Effects of nicotine on the growth and protein expression of Porphyromonas gingivalis

Abstract

Tobacco smoking is considered one of the most significant environmental risk factors for destructive periodontal disease. The effect of smoking on periodontopathic microbiota has not yet been elucidated, as previous studies failed to identify a concrete relationship between periodontopathic microorganisms and smoking. However, it is likely that smoking, as an environmental stress factor, may affect the behavior of dental plaque microorganisms, ultimately leading to alteration of the host-parasite interaction. The goal of this study was to examine the effect of nicotine, a major component of tobacco, on the growth and protein expression of the crucial periodontal pathogen Porphyromonas gingivalis. The growth of P. gingivalis 381 was measured after bacterial cells were cultivated in liquid broth containing various nicotine concentrations. First, P. gingivalis cells were allowed to grow in the presence of a single dose of nicotine (the single exposure protocol) at 0, 1, 2, 4, and 8 mg/L, respectively. Second, P. gingivalis cells were exposed to five consecutive doses of nicotine (the multiple exposure protocol) at 0, 1, 2, and 4 mg/L, respectively.

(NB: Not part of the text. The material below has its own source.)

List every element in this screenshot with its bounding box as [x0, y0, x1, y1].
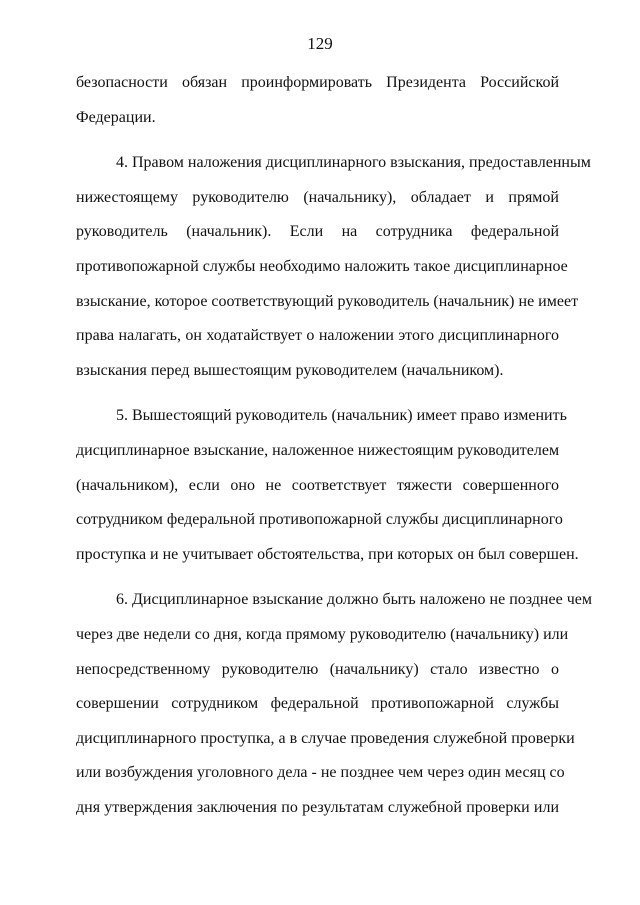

Bacterial growth was measured by optical density and protein expression was analyzed by SDS-PAGE and 2-D gel electrophoresis. In the single nicotine exposure protocol, it was observed that the growth of P. gingivalis 381 was inhibited by nicotine in a dose-dependent manner. In the multiple nicotine exposure protocol, the growth rate of P. gingivalis increased with each subsequent nicotine exposure, even though bacterial growth was also inhibited in a dose dependent fashion. SDS-PAGE and 2-D gel electrophoresis analyses revealed a minor change in the pattern of protein expression, showing differences in proteins with low molecular weights (around 20 kDa) on exposure to nicotine. The results of this study suggest that nicotine exerts an inhibitory effect on the growth of P. gingivalis, and has a potential to modulate protein expression in P. gingivalis.